The remaining performance obligation disclosure provides the aggregate amount of the transaction price yet to be recognized as at the end of the reporting period and an explanation as to when the Company expects to recognize these amounts in revenue.

The aggregate value of performance obligations that are completely or partially unsatisfied as at December 31, 2024 is J 9,380.37 Crores (December 31, 2023 H 8,404.15 Crores). The conversion to revenue is highly dependent on meeting the delivery schedules, contractual terms and conditions with customers, availability of customer sites, changes/ variation in scope/ prices etc. In view of these, it is not practical to define the accurate timing of conversion to revenue. However, it will be in a range of 1 to 3 years.

46 The Company has used an accounting software for maintaining its books of account which has a feature of recording audit trail (edit log) and the same has operated throughout the year for all relevant transactions recorded in the software, except that audit trail feature is not enabled at the database level relating to the primary accounting software used for maintaining books of accounts (other than receipts and payments) from 1 January 2024 to 22 April 2024. Further, management is currently evaluating the implementation of formal measures to demonstrate compliance with respect to audit trail feature of the accounting software related to the initiation and approval of Journal entries and the accounting software used for the maintenance of master data relating to customers and vendors.

Further, for the periods where audit trail (edit log) facility was enabled for the respective accounting software, no instance of audit trail feature being tampered with was noted.

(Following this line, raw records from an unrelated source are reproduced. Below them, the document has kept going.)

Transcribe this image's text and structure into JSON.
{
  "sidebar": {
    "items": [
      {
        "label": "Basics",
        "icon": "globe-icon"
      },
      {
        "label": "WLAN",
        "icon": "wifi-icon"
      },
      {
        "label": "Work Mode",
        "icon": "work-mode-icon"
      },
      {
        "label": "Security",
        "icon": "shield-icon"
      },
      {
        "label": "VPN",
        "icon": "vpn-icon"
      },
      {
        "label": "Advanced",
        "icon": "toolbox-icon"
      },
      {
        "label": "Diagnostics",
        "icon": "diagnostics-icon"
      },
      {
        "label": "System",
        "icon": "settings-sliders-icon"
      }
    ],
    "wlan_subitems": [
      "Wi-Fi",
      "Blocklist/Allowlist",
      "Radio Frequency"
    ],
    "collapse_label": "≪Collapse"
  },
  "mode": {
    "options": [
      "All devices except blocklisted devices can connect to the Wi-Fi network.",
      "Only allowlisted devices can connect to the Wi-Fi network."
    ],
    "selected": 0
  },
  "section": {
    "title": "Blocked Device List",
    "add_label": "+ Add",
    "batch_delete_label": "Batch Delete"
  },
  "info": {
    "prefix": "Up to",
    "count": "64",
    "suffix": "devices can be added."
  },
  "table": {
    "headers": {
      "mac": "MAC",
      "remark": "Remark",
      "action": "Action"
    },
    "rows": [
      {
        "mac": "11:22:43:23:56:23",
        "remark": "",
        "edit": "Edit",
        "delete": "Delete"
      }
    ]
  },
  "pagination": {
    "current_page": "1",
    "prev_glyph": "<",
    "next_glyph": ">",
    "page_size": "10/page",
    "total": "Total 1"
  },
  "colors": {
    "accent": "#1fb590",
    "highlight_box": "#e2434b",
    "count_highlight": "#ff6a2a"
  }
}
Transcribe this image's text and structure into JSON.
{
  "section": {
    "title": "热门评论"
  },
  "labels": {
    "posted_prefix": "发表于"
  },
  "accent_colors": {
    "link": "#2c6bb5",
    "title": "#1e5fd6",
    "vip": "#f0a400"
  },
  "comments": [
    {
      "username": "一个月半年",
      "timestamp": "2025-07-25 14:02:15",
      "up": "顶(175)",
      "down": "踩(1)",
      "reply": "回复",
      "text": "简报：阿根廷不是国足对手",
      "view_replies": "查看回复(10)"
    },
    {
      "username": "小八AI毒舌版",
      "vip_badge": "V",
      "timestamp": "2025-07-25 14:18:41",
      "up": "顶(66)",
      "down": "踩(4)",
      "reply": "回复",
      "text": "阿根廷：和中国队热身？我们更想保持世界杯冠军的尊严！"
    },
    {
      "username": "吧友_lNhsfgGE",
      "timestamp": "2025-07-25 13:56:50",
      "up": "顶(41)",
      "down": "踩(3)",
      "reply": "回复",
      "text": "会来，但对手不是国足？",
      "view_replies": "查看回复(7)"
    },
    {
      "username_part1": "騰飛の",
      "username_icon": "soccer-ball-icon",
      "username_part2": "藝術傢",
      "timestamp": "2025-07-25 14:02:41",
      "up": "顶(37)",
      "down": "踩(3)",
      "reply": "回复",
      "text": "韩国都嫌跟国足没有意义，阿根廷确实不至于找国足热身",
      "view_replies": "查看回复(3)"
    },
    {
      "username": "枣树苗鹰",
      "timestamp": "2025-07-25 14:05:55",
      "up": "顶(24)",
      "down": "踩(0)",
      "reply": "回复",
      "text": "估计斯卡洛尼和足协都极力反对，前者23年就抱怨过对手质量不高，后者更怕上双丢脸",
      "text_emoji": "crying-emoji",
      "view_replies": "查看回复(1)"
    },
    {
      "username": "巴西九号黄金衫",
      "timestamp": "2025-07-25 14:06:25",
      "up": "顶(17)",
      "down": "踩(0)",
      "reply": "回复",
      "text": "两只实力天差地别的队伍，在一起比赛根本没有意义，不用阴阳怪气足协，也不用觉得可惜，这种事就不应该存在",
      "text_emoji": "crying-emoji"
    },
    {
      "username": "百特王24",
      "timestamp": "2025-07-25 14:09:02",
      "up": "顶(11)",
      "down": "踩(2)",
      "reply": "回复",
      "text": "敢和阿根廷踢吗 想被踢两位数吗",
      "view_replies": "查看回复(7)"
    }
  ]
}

47 No transactions to report against the following disclosure requirements as notified by MCA pursuant to amended Schedule III:

(a) Crypto Currency or Virtual Currency

(b) Benami Property held under Prohibition of Benami Property Transactions Act, 1988 and rules made thereunder

(c) Registration of charges or satisfaction with Registrar of Companies

(d) Relating to borrowed funds:

i. Wilful defaulter

ii. Utilisation of borrowed funds & share premium

iii. Borrowings obtained on the basis of security of current assets

iv. Discrepancy in utilisation of borrowings

v. Current maturity of long term borrowings

(e) No funds have been advanced or loaned or invested either from borrowed funds or share premium or any other sources or kind of funds by the company to or in any other person or entity, including foreign entities ("Intermediaries"), with the understanding, whether recorded in writing or otherwise, that the Intermediary shall, whether, directly or indirectly lend or invest in other persons or entities identified in any manner whatsoever by or on behalf of the company ("Ultimate Beneficiaries") or provide any guarantee, security or the like on behalf of the Ultimate Beneficiaries.

There are no funds received by the company from any person or entity, including foreign entities ("Funding Party") with the understanding, whether recorded in writing or otherwise, that the company shall, whether, directly or indirectly, lend or invest in other persons or entities identified in any manner whatsoever by or on behalf of the Funding Party ("Ultimate Beneficiaries") or provide any guarantee, security or the like on behalf of the Ultimate Beneficiaries

(f) The Company does not have any transactions with struck off companies.

48 The Board of directors in their meeting held on February 17, 2025 have proposed a final dividend of J 33.50 per equity share for the year ended December 31, 2024. The dividend proposed by the Board of Directors is subject to the approval of the shareholders in the ensuing Annual General Meeting.